Vomir ou tout casser ? Classement sans suite du suicide de la pauvre petite Camelia

Christine Tasin avait consacré un article désespéré et demandant des comptes à l’histoire de Camélia, et elle avait choisi l’llustration ci-dessous demandée expressément à une IA, tellement expressive… pour rendre compte de la solitude de l’enfant (quand on a 17 ans, on ne connaît rien du monde, on prend tout au premier degré, on n’a pas encore eu le temps de savoir que la vie peut être belle, malgré tout, même si les adultes censés vous aider, vous protéger, font défaut).

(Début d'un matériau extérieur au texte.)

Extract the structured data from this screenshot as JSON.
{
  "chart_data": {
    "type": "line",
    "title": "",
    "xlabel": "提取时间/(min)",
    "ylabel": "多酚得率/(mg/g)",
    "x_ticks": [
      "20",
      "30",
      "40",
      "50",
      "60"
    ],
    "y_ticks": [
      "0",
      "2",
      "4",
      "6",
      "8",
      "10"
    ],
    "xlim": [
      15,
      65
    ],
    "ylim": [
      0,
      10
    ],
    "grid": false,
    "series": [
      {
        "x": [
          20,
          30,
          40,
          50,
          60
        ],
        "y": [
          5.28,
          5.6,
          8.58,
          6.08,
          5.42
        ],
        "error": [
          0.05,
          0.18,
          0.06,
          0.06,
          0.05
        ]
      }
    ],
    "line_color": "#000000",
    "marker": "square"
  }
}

https://resistancerepublicaine.com/2026/01/23/camelia-etait-harcelee-elle-est-morte-quand-lecole-va-t-elle-proteger-les-notres/

On espérait quand même une explication, le relevé des fautes de ceux qui ont conduit cet enfant à mettre fin à ses jours…

Que nenni, circulez, il n’y a rien à voir ou plutôt il n’y a rien à savoir.. Faut pas faire de vague. Faut pas changer d’établissement les élèves pas sympas, faut pas les coller, faut pas les exclure, faut pas leur faire faire des travaux dans des endroits où des enfants souffrent, pour qu’ils comprennent, pour qu’ils sachent… Bref, surtout protégeons les sales gosses, ces pourritures haineuses et leurs parents qui vraisemblablement ont cherché à étouffer l’affaire, faut bien que petit chéri oublie, ne soit pas traumatisé, pas marqué. Après tout c’est pas sa faute si Camélia était fragile et prenait tout au sérieux, au point de se tuer pour faire disparaitre la torture quotidienne…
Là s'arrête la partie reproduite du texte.